Make note: the first date is too soon to make the "condoms are only for making balloon animals" joke.
wtf. i just found you're porn stash.
u like it?
NOT THE POINT.
finding my wedding ring encrusted in vomit this morning really just topped off last night...
apparently the dude across the street has been dead for like a month. now I feel bad about pissing on his lawn
sometimes you just have to pull up your panties, blow a kiss to the security camera and walk out of the alley like nothing happened.
i don't care if its just a preseason game, my pick up a guy and suck him off in the bathroom skills are in midseason form
i left because you were standing at the top of the stairs throwing shot glasses and bottles full of alcohol at me and yelling JAGERBOMBS
I just had a threesome in the back of my mom's van. I'm pretty sure the rest of my week is going to be epic.
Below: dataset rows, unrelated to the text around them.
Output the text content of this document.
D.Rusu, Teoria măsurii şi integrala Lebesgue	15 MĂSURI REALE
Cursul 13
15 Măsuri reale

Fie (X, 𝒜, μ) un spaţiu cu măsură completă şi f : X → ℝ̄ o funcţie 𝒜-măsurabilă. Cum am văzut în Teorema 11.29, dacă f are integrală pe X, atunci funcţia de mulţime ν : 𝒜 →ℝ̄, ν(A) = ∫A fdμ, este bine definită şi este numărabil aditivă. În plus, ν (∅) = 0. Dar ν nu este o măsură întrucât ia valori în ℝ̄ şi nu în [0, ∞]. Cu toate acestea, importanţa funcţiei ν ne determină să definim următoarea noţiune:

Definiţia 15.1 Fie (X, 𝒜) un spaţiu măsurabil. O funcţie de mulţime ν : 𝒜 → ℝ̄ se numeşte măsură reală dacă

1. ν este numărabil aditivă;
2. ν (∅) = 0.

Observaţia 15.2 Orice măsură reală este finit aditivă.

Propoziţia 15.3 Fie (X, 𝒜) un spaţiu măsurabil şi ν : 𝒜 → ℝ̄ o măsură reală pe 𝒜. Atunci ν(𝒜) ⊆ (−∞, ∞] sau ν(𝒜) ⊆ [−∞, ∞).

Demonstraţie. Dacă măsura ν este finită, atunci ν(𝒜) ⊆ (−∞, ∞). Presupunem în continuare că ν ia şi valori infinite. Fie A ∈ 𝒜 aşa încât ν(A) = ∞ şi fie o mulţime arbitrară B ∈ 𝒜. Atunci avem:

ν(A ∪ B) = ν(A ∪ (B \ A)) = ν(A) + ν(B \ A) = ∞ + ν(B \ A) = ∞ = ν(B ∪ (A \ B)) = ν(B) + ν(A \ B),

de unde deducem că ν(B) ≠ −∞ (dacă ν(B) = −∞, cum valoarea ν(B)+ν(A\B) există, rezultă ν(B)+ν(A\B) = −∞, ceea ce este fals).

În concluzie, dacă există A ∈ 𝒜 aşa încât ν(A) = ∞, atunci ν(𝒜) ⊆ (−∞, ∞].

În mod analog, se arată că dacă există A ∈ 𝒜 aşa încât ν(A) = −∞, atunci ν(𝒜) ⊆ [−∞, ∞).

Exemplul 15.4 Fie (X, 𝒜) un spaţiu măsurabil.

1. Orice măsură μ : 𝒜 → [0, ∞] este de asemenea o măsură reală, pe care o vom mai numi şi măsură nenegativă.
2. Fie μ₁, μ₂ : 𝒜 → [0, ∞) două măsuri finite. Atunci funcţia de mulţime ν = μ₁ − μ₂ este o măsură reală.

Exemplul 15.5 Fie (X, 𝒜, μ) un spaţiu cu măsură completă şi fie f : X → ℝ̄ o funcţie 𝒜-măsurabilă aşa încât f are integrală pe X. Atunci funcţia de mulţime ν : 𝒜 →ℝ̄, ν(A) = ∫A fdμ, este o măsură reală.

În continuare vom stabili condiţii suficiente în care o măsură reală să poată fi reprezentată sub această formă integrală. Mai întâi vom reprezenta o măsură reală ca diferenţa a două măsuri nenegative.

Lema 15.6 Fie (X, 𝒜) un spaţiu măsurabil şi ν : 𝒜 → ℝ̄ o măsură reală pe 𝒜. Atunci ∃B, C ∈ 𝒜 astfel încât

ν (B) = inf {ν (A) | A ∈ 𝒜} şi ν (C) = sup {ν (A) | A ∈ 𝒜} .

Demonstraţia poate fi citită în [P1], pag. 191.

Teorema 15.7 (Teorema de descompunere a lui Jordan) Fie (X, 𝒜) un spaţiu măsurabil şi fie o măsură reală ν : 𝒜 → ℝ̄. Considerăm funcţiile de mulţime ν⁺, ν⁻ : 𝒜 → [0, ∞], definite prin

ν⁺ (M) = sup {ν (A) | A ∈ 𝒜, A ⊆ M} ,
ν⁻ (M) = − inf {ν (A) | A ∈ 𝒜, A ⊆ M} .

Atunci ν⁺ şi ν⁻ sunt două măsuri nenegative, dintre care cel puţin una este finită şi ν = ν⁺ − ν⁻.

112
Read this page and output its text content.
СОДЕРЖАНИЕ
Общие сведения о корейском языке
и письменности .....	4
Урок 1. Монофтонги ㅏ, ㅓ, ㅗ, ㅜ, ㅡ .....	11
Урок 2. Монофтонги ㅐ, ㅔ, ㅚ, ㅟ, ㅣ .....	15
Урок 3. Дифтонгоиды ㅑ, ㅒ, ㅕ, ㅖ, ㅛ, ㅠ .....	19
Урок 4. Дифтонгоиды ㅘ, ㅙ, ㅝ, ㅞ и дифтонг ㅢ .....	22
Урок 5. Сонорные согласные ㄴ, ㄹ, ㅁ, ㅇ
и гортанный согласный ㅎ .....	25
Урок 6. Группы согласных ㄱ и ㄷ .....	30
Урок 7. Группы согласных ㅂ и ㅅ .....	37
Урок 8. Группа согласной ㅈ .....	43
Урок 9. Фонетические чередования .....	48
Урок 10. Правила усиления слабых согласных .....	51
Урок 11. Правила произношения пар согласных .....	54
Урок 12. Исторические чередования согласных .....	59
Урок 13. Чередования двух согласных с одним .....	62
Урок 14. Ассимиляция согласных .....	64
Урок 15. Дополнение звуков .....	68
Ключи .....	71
Drinking, I should not. Got here I don't know. Still drunk, I am. At courtneys.
I walked outside an you were laying down talking to a star about your life. That's when I took the bottle of jack away...
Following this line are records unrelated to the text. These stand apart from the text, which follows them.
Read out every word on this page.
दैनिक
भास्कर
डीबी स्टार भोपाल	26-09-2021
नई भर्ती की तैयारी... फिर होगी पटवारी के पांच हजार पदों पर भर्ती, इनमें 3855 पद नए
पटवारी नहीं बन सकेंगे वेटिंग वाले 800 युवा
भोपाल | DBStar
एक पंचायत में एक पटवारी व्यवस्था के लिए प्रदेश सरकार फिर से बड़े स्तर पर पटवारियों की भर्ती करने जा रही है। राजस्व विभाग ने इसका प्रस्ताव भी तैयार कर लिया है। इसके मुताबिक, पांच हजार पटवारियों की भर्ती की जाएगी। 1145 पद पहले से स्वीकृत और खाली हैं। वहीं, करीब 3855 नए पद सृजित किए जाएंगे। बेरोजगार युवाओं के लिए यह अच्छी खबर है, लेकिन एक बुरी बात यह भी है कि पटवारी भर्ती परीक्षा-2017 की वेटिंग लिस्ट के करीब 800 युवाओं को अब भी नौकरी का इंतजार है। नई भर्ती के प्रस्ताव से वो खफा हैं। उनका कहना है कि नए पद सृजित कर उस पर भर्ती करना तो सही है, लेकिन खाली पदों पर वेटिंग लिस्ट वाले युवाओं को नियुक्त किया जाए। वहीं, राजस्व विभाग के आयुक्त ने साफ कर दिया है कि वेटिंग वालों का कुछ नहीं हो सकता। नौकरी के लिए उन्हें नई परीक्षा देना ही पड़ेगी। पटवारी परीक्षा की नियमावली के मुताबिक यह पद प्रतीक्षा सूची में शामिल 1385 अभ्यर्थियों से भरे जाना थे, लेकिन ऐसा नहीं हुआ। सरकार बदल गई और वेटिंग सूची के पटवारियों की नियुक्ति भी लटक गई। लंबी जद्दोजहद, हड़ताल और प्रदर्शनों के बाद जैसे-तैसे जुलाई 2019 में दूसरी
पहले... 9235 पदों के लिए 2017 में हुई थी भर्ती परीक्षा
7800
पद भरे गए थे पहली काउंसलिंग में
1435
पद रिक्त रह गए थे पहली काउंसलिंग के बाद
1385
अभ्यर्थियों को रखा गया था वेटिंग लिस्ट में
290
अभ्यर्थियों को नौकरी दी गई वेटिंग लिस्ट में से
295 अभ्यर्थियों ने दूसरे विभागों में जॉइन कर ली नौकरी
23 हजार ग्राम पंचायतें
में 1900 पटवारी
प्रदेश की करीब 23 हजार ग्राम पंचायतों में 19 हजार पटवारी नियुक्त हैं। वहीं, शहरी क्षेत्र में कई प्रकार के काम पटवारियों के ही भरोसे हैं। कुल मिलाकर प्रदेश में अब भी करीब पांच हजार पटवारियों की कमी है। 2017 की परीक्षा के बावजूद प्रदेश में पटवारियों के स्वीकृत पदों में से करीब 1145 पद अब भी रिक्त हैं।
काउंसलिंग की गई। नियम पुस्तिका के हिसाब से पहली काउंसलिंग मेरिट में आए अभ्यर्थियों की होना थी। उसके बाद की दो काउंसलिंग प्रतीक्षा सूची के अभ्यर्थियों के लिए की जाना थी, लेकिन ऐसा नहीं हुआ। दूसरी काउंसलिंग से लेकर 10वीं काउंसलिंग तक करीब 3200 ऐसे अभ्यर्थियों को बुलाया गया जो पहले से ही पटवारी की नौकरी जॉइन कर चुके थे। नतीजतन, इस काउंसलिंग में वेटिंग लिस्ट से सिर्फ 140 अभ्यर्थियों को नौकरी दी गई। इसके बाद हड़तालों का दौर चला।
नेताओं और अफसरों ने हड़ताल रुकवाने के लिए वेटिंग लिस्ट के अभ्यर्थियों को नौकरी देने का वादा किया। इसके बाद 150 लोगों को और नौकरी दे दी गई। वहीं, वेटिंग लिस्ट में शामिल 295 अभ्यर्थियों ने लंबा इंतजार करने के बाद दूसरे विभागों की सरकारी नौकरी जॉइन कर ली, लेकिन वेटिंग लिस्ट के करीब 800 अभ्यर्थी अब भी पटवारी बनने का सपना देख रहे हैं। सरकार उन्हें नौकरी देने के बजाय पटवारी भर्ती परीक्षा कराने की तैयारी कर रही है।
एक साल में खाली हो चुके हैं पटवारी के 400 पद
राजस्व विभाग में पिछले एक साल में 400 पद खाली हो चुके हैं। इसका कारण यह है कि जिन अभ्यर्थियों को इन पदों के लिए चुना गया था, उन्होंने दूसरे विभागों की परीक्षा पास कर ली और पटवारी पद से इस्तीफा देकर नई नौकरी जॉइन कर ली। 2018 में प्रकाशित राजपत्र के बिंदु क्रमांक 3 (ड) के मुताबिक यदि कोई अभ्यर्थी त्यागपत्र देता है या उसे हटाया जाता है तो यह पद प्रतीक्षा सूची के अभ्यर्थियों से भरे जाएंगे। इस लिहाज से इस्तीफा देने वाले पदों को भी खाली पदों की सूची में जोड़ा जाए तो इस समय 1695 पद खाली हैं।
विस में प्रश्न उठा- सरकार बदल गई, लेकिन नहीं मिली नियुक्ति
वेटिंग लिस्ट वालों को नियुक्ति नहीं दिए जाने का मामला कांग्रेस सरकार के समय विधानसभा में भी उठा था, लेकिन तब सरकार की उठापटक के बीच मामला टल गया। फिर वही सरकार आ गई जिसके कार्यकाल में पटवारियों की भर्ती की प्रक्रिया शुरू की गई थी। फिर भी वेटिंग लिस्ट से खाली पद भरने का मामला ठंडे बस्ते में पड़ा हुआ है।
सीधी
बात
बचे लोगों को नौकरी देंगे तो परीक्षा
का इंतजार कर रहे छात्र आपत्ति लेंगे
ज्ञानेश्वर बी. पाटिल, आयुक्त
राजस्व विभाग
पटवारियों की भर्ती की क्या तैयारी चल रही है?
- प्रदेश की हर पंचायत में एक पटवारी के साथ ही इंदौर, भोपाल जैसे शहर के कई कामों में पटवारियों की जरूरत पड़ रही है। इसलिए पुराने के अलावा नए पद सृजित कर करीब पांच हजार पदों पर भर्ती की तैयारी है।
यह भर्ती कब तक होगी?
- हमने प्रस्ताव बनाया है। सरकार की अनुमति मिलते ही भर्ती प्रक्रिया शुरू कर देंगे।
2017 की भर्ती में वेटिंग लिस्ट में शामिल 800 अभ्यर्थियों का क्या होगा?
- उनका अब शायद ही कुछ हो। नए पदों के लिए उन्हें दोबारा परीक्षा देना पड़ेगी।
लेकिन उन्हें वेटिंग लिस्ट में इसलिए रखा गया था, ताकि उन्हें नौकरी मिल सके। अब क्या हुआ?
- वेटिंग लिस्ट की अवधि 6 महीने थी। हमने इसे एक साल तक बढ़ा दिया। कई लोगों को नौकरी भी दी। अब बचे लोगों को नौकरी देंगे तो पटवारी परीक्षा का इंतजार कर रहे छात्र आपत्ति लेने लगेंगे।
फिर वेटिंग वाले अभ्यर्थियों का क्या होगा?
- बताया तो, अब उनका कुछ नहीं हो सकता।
YOU'RE FORCING ME TO BLOW A GUY BY NOT ANSWERING MY CALLS
I had to switch coats with someone at work because you can see the giant sex choke bruise on my neck. Being kinky is hard.
I'm having a funeral for my vibrator. Please be there. I need your dick for support.
The body is still out there. I don't think my trainer realized when he asked me not to drink for 24 days, how often I see dead people
Last night I was the DD and was trying to drop off some chick I didn't know at her place. The closest thing to an address I got was "where the goldfish go."